Consider the following problem:
Let $k$ be a constant. We are given a $k$-ary array $A_{d_1\times\ldots\times d_k}$ of $0$ and $1$'s. Let $N = \prod_{i=1}^k d_i$.
We want to create a data structure by preprocessing $A$ to perform the following type of query operations:
- Given the coordinates of a $k$-ary box $D$, is there a $1$ in the box?
- Given the coordinates of a $k$-ary box $D$, return the position of a $1$ in the box (if there is one).
The operations must be performed in constant time $O(1)$. The time complexity is measured on a RAM machine. The preprocessing time and space for the data structure are not important for us.
The question is how much space (in bit complexity) do we need to store a datastructure allowing the above operations?

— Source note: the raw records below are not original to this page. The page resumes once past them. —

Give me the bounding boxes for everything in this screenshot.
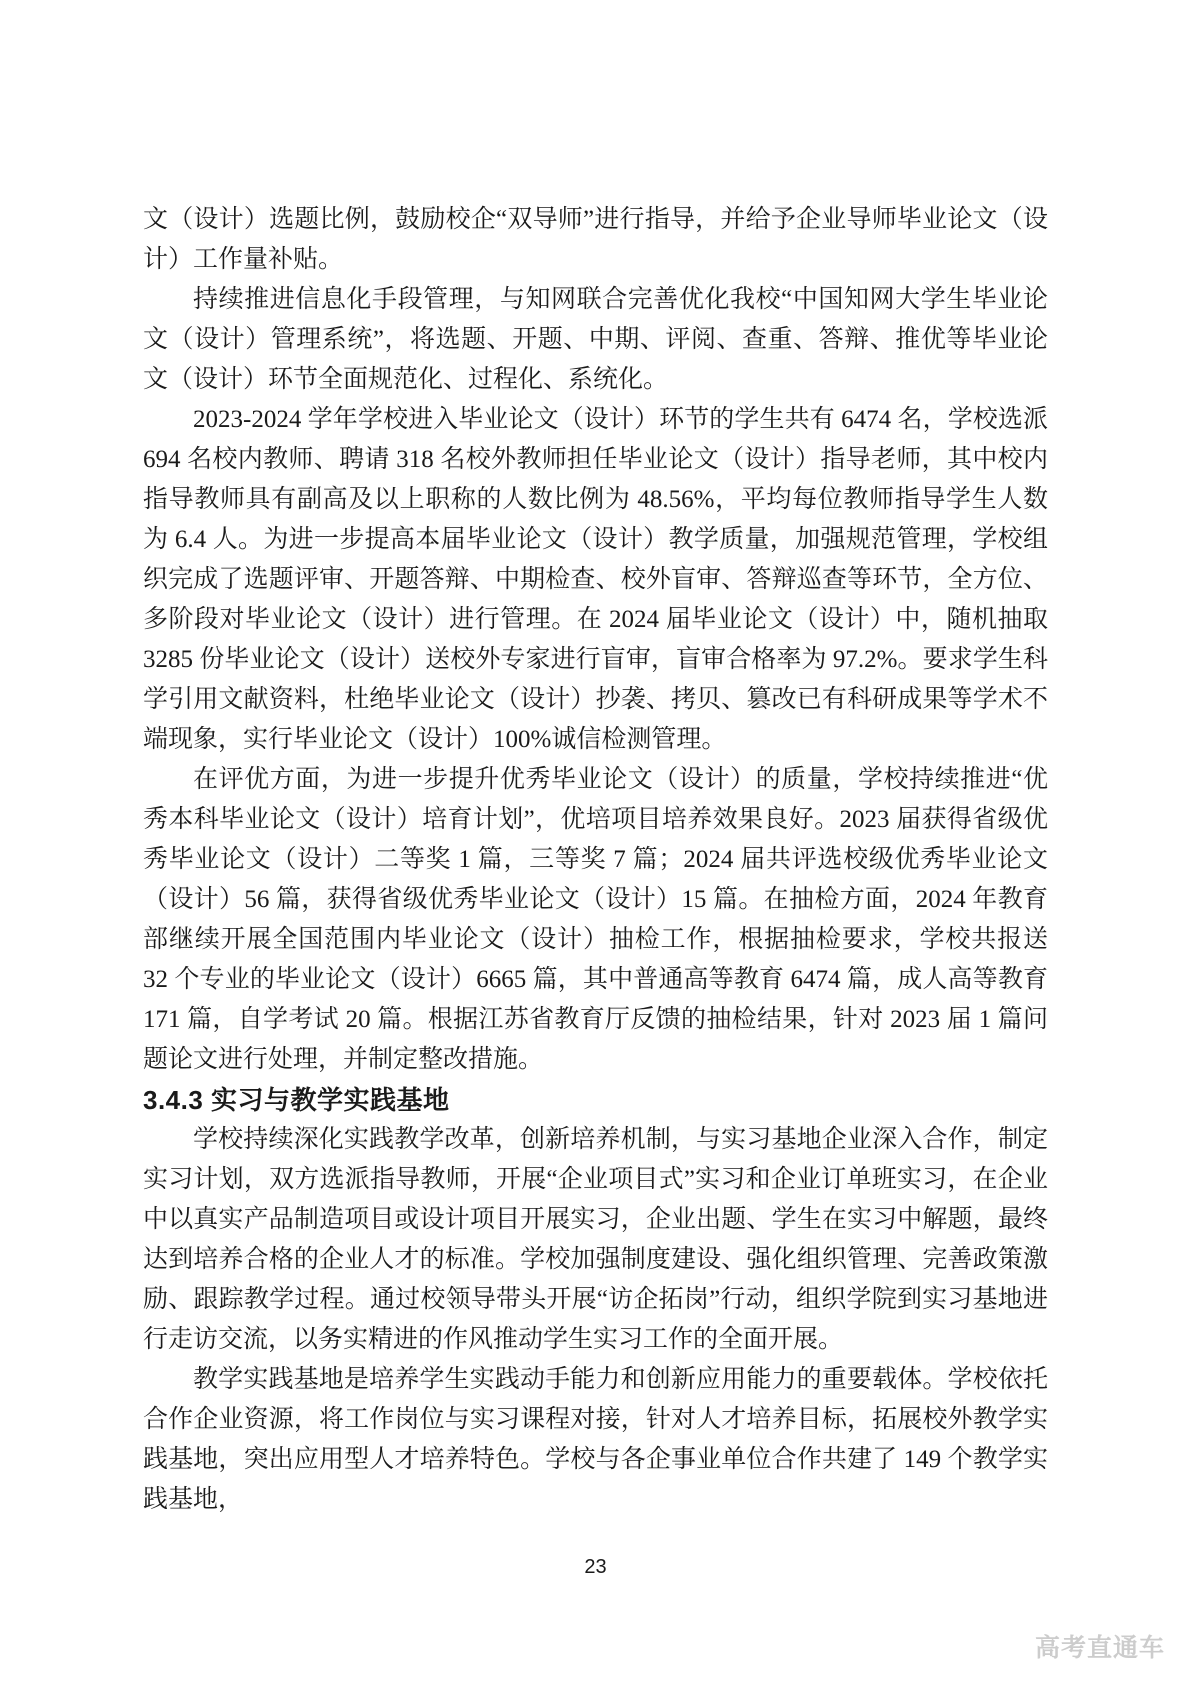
paragraph-continuation: 文（设计）选题比例，鼓励校企“双导师”进行指导，并给予企业导师毕业论文（设计）工… <box>143 200 1048 280</box>
document-page: 文（设计）选题比例，鼓励校企“双导师”进行指导，并给予企业导师毕业论文（设计）工… <box>0 0 1191 1684</box>
paragraph: 学校持续深化实践教学改革，创新培养机制，与实习基地企业深入合作，制定实习计划，双… <box>143 1120 1048 1360</box>
paragraph: 持续推进信息化手段管理，与知网联合完善优化我校“中国知网大学生毕业论文（设计）管… <box>143 280 1048 400</box>
paragraph: 在评优方面，为进一步提升优秀毕业论文（设计）的质量，学校持续推进“优秀本科毕业论… <box>143 760 1048 1080</box>
paragraph: 教学实践基地是培养学生实践动手能力和创新应用能力的重要载体。学校依托合作企业资源… <box>143 1360 1048 1520</box>
page-number: 23 <box>0 1556 1191 1579</box>
watermark: 高考直通车 <box>1035 1628 1165 1664</box>
document-body: 文（设计）选题比例，鼓励校企“双导师”进行指导，并给予企业导师毕业论文（设计）工… <box>143 200 1048 1520</box>
paragraph: 2023-2024 学年学校进入毕业论文（设计）环节的学生共有 6474 名，学… <box>143 400 1048 760</box>
section-heading: 3.4.3 实习与教学实践基地 <box>143 1080 1048 1120</box>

The trivial lower-bound is $N$ bits since the array can be reconstructed for these queries (so the data structure should have at least the same amount of information in it).

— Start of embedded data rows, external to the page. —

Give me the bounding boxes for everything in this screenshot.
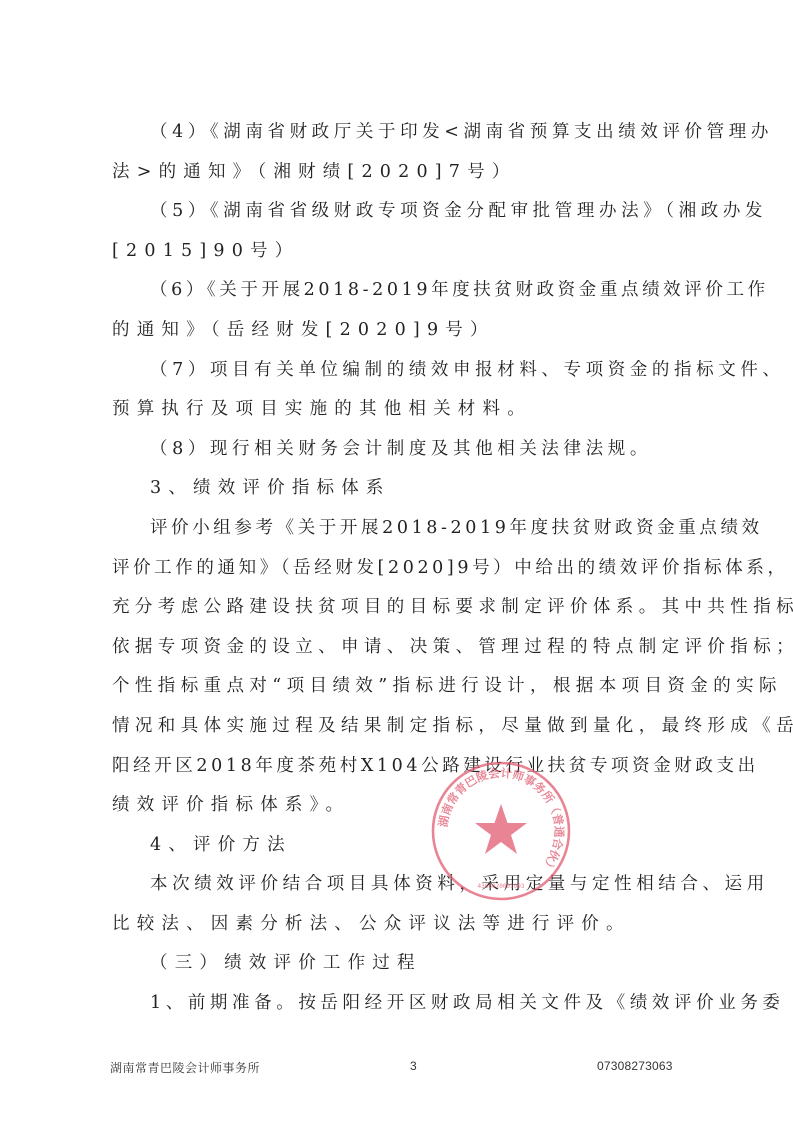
- document-body: （4）《湖南省财政厅关于印发<湖南省预算支出绩效评价管理办 法>的通知》（湘财绩…: [112, 113, 684, 1024]
- text-line: 依据专项资金的设立、申请、决策、管理过程的特点制定评价指标；: [112, 628, 684, 668]
- text-line: （8）现行相关财务会计制度及其他相关法律法规。: [112, 430, 684, 470]
- text-line: 评价小组参考《关于开展2018-2019年度扶贫财政资金重点绩效: [112, 509, 684, 549]
- text-line: 本次绩效评价结合项目具体资料，采用定量与定性相结合、运用: [112, 865, 684, 905]
- text-line: 阳经开区2018年度茶苑村X104公路建设行业扶贫专项资金财政支出: [112, 747, 684, 787]
- text-line: 情况和具体实施过程及结果制定指标，尽量做到量化，最终形成《岳: [112, 707, 684, 747]
- section-heading: 4、评价方法: [112, 826, 684, 866]
- text-line: [2015]90号）: [112, 232, 684, 272]
- text-line: 1、前期准备。按岳阳经开区财政局相关文件及《绩效评价业务委: [112, 984, 684, 1024]
- footer-phone: 07308273063: [597, 1059, 673, 1073]
- text-line: （4）《湖南省财政厅关于印发<湖南省预算支出绩效评价管理办: [112, 113, 684, 153]
- text-line: 绩效评价指标体系》。: [112, 786, 684, 826]
- text-line: 充分考虑公路建设扶贫项目的目标要求制定评价体系。其中共性指标: [112, 588, 684, 628]
- page-number: 3: [410, 1059, 417, 1073]
- text-line: 法>的通知》（湘财绩[2020]7号）: [112, 153, 684, 193]
- footer-firm-name: 湖南常青巴陵会计师事务所: [110, 1059, 260, 1076]
- text-line: （6）《关于开展2018-2019年度扶贫财政资金重点绩效评价工作: [112, 271, 684, 311]
- text-line: 预算执行及项目实施的其他相关材料。: [112, 390, 684, 430]
- text-line: 评价工作的通知》（岳经财发[2020]9号）中给出的绩效评价指标体系，: [112, 549, 684, 589]
- text-line: （7）项目有关单位编制的绩效申报材料、专项资金的指标文件、: [112, 351, 684, 391]
- text-line: 个性指标重点对“项目绩效”指标进行设计，根据本项目资金的实际: [112, 667, 684, 707]
- document-page: （4）《湖南省财政厅关于印发<湖南省预算支出绩效评价管理办 法>的通知》（湘财绩…: [0, 0, 793, 1121]
- text-line: 的通知》（岳经财发[2020]9号）: [112, 311, 684, 351]
- section-heading: 3、绩效评价指标体系: [112, 469, 684, 509]
- text-line: （5）《湖南省省级财政专项资金分配审批管理办法》（湘政办发: [112, 192, 684, 232]
- section-heading: （三）绩效评价工作过程: [112, 944, 684, 984]
- text-line: 比较法、因素分析法、公众评议法等进行评价。: [112, 905, 684, 945]
- page-footer: 湖南常青巴陵会计师事务所 3 07308273063: [0, 1057, 793, 1077]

The trivial upper-bound is to store the answer to all of the queries. That would need $\prod_{i=1}^k {d_i \choose 2} = \Theta(N^2)$ bits. However we suspect that this can be done much more efficiently.

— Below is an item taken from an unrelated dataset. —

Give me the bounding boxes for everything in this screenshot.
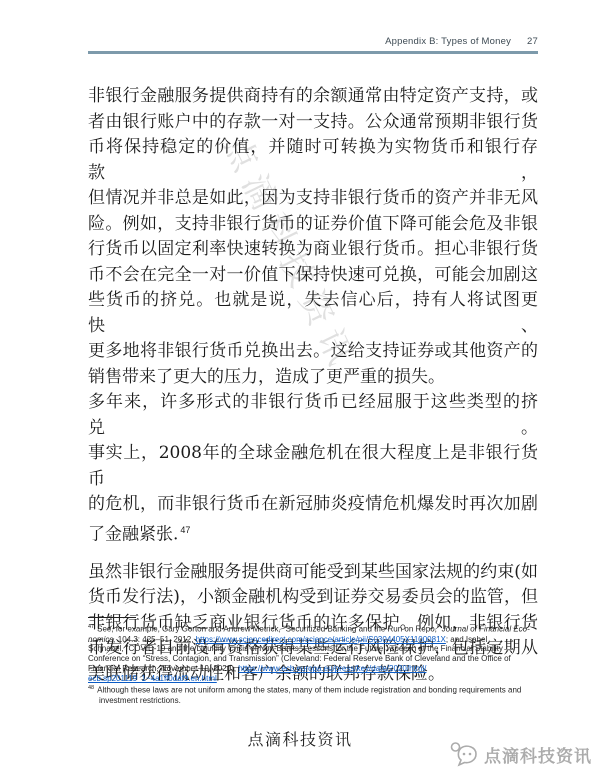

For example, consider the special case where $k=1$. In this case we can use a succinct RMQ data structure to solve the first problem, and the data structure takes $2N+o(N)$ bits to store.
What is an efficient data-structure for this task?
How low can the space complexity (the number of bits) go to support these operations (or just the first operation)?
Update (1/15): In the special case $k=1$, using $N +o(N)$ bits is sufficient (actually better, $\log {N\choose t}+O(t)$, where $t$ is the number of $1$'s in $A$) by reducing the problem to a predecessor problem and using the reduction from predecessor problem to fully indexable dictionary (FID). See "More Haste, Less Waste: Lowering the Redundancy in Fully Indexable Dictionaries" by Grossi, Orlandi, Raman and Rao (2009).
Update (6/27): Again by reduce the problem to RMQ. We use a $k$-dimensional RMQ by Yuan and Atallah to get a $O(n\log n)$ upper bound on the amount of space required when $k$ is fixed.